そうは言っても多い「役に立たないリサーチ」、どうすれば活用できる?
━━「役に立たないリサーチはない」というお話でしたが、米田さんの著書『「専門家」以外の人のためのリサーチ&データ活用の教科書―問題解決マーケティングの秘訣は、これだ!』の中に「もったいないリサーチ」の話が出てきます。これはどういうものなのか、なぜもったいないリサーチが起こってしまうのかお聞かせください。
たとえば、定期的に実施しているリサーチが形骸化されてしまい、「もったいない調査」になっていることがよくあります。「毎年実施していて、200ページにもおよぶレポートが出てくる」「手間もコストも時間もかかっているけれど誰が使っているのかわからない」というタイプのリサーチですね。

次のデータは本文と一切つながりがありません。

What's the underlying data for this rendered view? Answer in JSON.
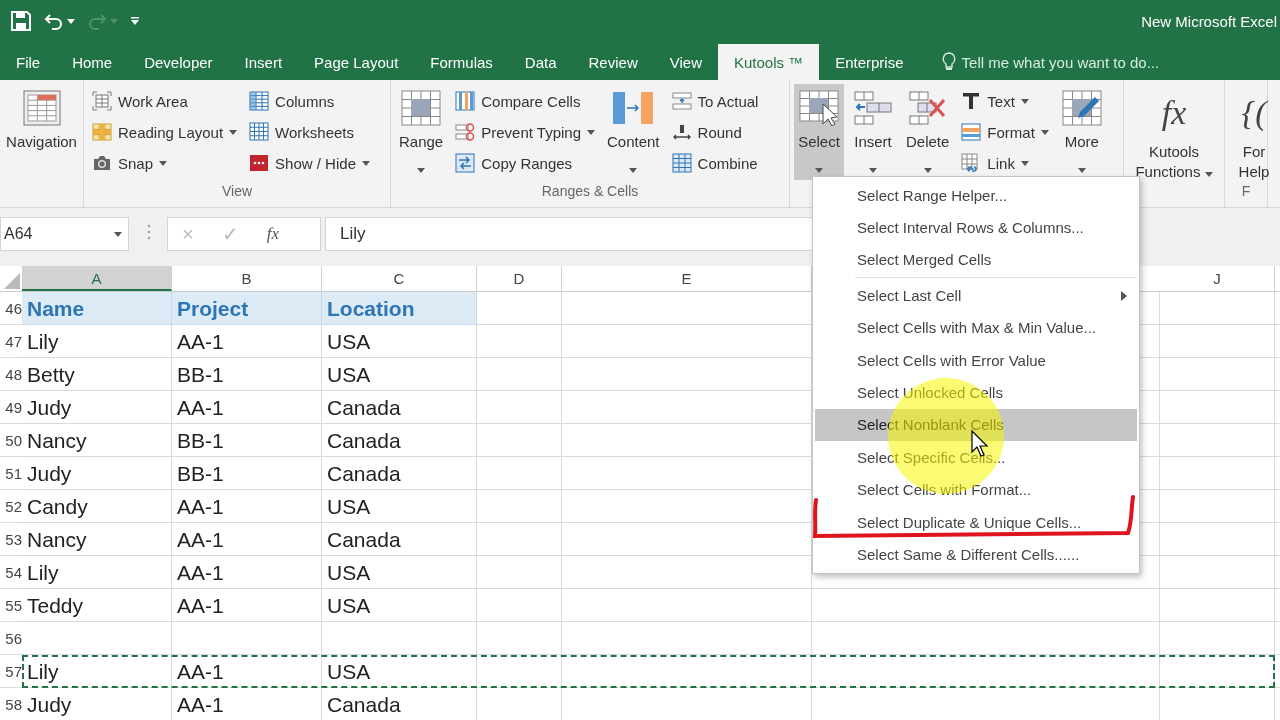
{
  "title_bar": {
    "title": "New Microsoft Excel"
  },
  "ribbon_tabs": [
    {
      "label": "File",
      "selected": false
    },
    {
      "label": "Home",
      "selected": false
    },
    {
      "label": "Developer",
      "selected": false
    },
    {
      "label": "Insert",
      "selected": false
    },
    {
      "label": "Page Layout",
      "selected": false
    },
    {
      "label": "Formulas",
      "selected": false
    },
    {
      "label": "Data",
      "selected": false
    },
    {
      "label": "Review",
      "selected": false
    },
    {
      "label": "View",
      "selected": false
    },
    {
      "label": "Kutools ™",
      "selected": true
    },
    {
      "label": "Enterprise",
      "selected": false
    }
  ],
  "tell_me": "Tell me what you want to do...",
  "ribbon_groups": [
    {
      "controls": [
        {
          "kind": "large",
          "label": "Navigation",
          "menu": false,
          "pressed": false
        }
      ]
    },
    {
      "label": "View",
      "controls": [
        {
          "kind": "stack",
          "buttons": [
            {
              "label": "Work Area",
              "menu": false
            },
            {
              "label": "Reading Layout",
              "menu": true
            },
            {
              "label": "Snap",
              "menu": true
            }
          ]
        },
        {
          "kind": "stack",
          "buttons": [
            {
              "label": "Columns",
              "menu": false
            },
            {
              "label": "Worksheets",
              "menu": false
            },
            {
              "label": "Show / Hide",
              "menu": true
            }
          ]
        }
      ]
    },
    {
      "label": "Ranges & Cells",
      "controls": [
        {
          "kind": "large",
          "label": "Range",
          "menu": true,
          "pressed": false
        },
        {
          "kind": "stack",
          "buttons": [
            {
              "label": "Compare Cells",
              "menu": false
            },
            {
              "label": "Prevent Typing",
              "menu": true
            },
            {
              "label": "Copy Ranges",
              "menu": false
            }
          ]
        },
        {
          "kind": "large",
          "label": "Content",
          "menu": true,
          "pressed": false
        },
        {
          "kind": "stack",
          "buttons": [
            {
              "label": "To Actual",
              "menu": false
            },
            {
              "label": "Round",
              "menu": false
            },
            {
              "label": "Combine",
              "menu": false
            }
          ]
        }
      ]
    },
    {
      "controls": [
        {
          "kind": "large",
          "label": "Select",
          "menu": true,
          "pressed": true
        },
        {
          "kind": "large",
          "label": "Insert",
          "menu": true,
          "pressed": false
        },
        {
          "kind": "large",
          "label": "Delete",
          "menu": true,
          "pressed": false
        },
        {
          "kind": "stack",
          "buttons": [
            {
              "label": "Text",
              "menu": true
            },
            {
              "label": "Format",
              "menu": true
            },
            {
              "label": "Link",
              "menu": true
            }
          ]
        },
        {
          "kind": "large",
          "label": "More",
          "menu": true,
          "pressed": false
        }
      ]
    },
    {
      "controls": [
        {
          "kind": "large",
          "label": "Kutools Functions",
          "menu": true,
          "pressed": false,
          "icon_text": "fx"
        }
      ]
    },
    {
      "label": "F",
      "controls": [
        {
          "kind": "large",
          "label": "For Help",
          "pressed": false,
          "icon_text": "{("
        }
      ]
    }
  ],
  "formula_bar": {
    "name_box": "A64",
    "cancel": "×",
    "enter": "✓",
    "function": "fx",
    "value": "Lily"
  },
  "sheet": {
    "columns": [
      {
        "label": "A",
        "selected": true
      },
      {
        "label": "B",
        "selected": false
      },
      {
        "label": "C",
        "selected": false
      },
      {
        "label": "D",
        "selected": false
      },
      {
        "label": "E",
        "selected": false
      },
      {
        "label": "J",
        "selected": false
      }
    ],
    "rows": [
      {
        "number": "46",
        "kind": "header",
        "copy_marked": false,
        "cells": [
          "Name",
          "Project",
          "Location"
        ]
      },
      {
        "number": "47",
        "kind": "data",
        "copy_marked": false,
        "cells": [
          "Lily",
          "AA-1",
          "USA"
        ]
      },
      {
        "number": "48",
        "kind": "data",
        "copy_marked": false,
        "cells": [
          "Betty",
          "BB-1",
          "USA"
        ]
      },
      {
        "number": "49",
        "kind": "data",
        "copy_marked": false,
        "cells": [
          "Judy",
          "AA-1",
          "Canada"
        ]
      },
      {
        "number": "50",
        "kind": "data",
        "copy_marked": false,
        "cells": [
          "Nancy",
          "BB-1",
          "Canada"
        ]
      },
      {
        "number": "51",
        "kind": "data",
        "copy_marked": false,
        "cells": [
          "Judy",
          "BB-1",
          "Canada"
        ]
      },
      {
        "number": "52",
        "kind": "data",
        "copy_marked": false,
        "cells": [
          "Candy",
          "AA-1",
          "USA"
        ]
      },
      {
        "number": "53",
        "kind": "data",
        "copy_marked": false,
        "cells": [
          "Nancy",
          "AA-1",
          "Canada"
        ]
      },
      {
        "number": "54",
        "kind": "data",
        "copy_marked": false,
        "cells": [
          "Lily",
          "AA-1",
          "USA"
        ]
      },
      {
        "number": "55",
        "kind": "data",
        "copy_marked": false,
        "cells": [
          "Teddy",
          "AA-1",
          "USA"
        ]
      },
      {
        "number": "56",
        "kind": "data",
        "copy_marked": false
      },
      {
        "number": "57",
        "kind": "data",
        "copy_marked": true,
        "cells": [
          "Lily",
          "AA-1",
          "USA"
        ]
      },
      {
        "number": "58",
        "kind": "data",
        "copy_marked": false,
        "cells": [
          "Judy",
          "AA-1",
          "Canada"
        ]
      }
    ]
  },
  "select_menu": [
    {
      "kind": "item",
      "label": "Select Range Helper...",
      "selected": false,
      "submenu": false
    },
    {
      "kind": "item",
      "label": "Select Interval Rows & Columns...",
      "selected": false,
      "submenu": false
    },
    {
      "kind": "item",
      "label": "Select Merged Cells",
      "selected": false,
      "submenu": false
    },
    {
      "kind": "separator"
    },
    {
      "kind": "item",
      "label": "Select Last Cell",
      "selected": false,
      "submenu": true
    },
    {
      "kind": "item",
      "label": "Select Cells with Max & Min Value...",
      "selected": false,
      "submenu": false
    },
    {
      "kind": "item",
      "label": "Select Cells with Error Value",
      "selected": false,
      "submenu": false
    },
    {
      "kind": "item",
      "label": "Select Unlocked Cells",
      "selected": false,
      "submenu": false
    },
    {
      "kind": "item",
      "label": "Select Nonblank Cells",
      "selected": true,
      "submenu": false
    },
    {
      "kind": "item",
      "label": "Select Specific Cells...",
      "selected": false,
      "submenu": false
    },
    {
      "kind": "item",
      "label": "Select Cells with Format...",
      "selected": false,
      "submenu": false
    },
    {
      "kind": "item",
      "label": "Select Duplicate & Unique Cells...",
      "selected": false,
      "submenu": false
    },
    {
      "kind": "item",
      "label": "Select Same & Different Cells......",
      "selected": false,
      "submenu": false
    }
  ]
}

こうした場合に、「止めたらいかがですか」というのは簡単ですが、それはあまりにも乱暴過ぎる。そんな時、私は「このリサーチは誰が何に使っているのか聞いてみたらいかがでしょう」と提案します。
━━「リサーチを使っている人が誰なのかリサーチしましょう」ということですね。
そうです。まずそれをリサーチすれば、本当にまったく誰にも使われていないということが判明するかもしれませんし、200ページ中の10ページだけは重要会議で使われているということがわかったりもします。
そうすると、悩んでいた担当者にもリサーチの活用実態が掴めてきます。「このリサーチのこの部分がこういう業務に役立つのなら、使ってくれているA部だけでなくB部にもC部にもその使い方を紹介してみたらどうだろう」「この部分は不要だから次回から削除してもいいな」といった考えが浮かんできます。
現状のヒアリングをするついでに、「どんなデータがあれば良いのか、何が必要なのか」という点について御用聞きをすることもお勧めです。そういった情報を提供できるようになると、それまで活用されずに形骸化していたリサーチが一気に生き返ることも少なくありません。
常に意識していただくと良いことは、活用できるリサーチにしたいなら「活用されるようにリサーチをデザインする」ということです。この意識を持っていただくだけで、色々なことが変わってくると思います。